Inheritance, estate, and gift taxes 
A tax on inheritance and donations was reintroduced in October 2006 after a five year period during which this tax was abolished. The percentage and exemption limits applicable to transfers of money or assets depend on the beneficiary's relation with the deceased person or donor.

 the spouse or relatives in a direct line, the inheritance or donations tax will be imposed at 4% on the value of the assets exceeding the tax-free threshold of EUR 1 million (per heir)
 a sister and brother, the inheritance or donations tax will be imposed at 6% on the value of the transfer exceeding EUR 100,000 (per heir)
 other family members up to the fourth generation, the inheritance or donations tax will be imposed at a 6% tax rate on the entire value of the transfer, and
 all other beneficiaries not previously mentioned will be subject to an 8% tax rate to be applied on the entire value of the transfer.

Specific provisions apply to a handicapped person.

Regional tax on productivity 
The regional tax on productivity (IRAP) is applied at a flat rate up to 3.9%. This flat rate is applicable to the productive activity exercised. The taxable base is the difference between the compensation received and the direct business expenses, excluding any cost of personnel and interest.
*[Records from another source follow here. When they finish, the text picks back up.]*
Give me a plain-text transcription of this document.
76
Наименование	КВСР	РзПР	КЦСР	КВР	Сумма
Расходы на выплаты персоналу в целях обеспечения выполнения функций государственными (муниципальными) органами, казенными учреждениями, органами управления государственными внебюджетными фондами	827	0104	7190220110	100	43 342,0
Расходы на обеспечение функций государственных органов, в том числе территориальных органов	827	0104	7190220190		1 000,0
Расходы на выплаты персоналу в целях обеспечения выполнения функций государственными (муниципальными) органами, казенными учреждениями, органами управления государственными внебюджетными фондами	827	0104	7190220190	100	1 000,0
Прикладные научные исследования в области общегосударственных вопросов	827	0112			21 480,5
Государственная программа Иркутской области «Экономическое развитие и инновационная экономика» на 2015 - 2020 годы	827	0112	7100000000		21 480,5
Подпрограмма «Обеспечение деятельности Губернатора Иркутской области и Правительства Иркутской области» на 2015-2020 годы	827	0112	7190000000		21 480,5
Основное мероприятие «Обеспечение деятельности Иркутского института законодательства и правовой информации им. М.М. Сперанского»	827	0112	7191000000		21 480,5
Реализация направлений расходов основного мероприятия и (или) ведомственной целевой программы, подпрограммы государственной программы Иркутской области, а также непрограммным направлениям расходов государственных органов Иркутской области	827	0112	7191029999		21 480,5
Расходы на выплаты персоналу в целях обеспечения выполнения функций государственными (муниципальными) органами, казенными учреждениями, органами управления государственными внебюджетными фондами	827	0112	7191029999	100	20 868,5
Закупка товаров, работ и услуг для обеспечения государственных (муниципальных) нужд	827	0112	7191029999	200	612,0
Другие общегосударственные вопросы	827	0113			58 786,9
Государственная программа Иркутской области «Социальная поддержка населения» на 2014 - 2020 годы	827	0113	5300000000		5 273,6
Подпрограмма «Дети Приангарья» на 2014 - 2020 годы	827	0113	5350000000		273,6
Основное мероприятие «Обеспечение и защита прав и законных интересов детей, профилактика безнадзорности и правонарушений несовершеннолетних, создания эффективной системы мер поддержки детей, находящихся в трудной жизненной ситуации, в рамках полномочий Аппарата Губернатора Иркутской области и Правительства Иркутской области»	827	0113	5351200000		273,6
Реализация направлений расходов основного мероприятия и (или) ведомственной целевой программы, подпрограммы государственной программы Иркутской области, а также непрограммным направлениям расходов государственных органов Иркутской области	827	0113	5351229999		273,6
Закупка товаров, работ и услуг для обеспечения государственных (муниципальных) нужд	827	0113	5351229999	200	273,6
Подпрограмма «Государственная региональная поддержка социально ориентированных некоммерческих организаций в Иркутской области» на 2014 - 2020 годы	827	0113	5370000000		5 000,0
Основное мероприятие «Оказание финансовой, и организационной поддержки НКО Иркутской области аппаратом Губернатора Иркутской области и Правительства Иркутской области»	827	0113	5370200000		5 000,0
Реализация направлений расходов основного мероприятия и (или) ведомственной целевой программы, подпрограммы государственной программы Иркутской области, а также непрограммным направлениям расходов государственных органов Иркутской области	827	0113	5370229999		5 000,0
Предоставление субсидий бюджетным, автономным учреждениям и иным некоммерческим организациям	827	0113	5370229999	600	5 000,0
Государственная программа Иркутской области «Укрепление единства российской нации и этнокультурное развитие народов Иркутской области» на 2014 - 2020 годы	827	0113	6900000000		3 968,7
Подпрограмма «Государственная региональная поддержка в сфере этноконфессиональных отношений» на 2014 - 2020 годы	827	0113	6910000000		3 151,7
Municipal taxes on real estate owned in Italy 
The Italian Financial Bill for FY 2014 has introduced relevant changes to the municipal tax on real estate owned in Italy. Indeed, the tax law has introduced a 'unique municipal tax' (Imposta municipale unica or IUC).

IUC is composed of three different taxes:

 Municipal tax (Imposta municipale propria or IMU).
 Garbage tax (Imposta sui rifiuti or TARI).
 Indivisible service tax (Imposta sui servizi indivisibili or TASI).

Tax evasion and lack of guarantees 
Italy has the largest number of "major tax evaders" in Europe, counting, according to the estimated figures, tax evasion for over €180 billion. On the other hand, evasion is sometimes seen by evaders as the best way to ensure the right of defense from the alleged excessive tax claim of the State.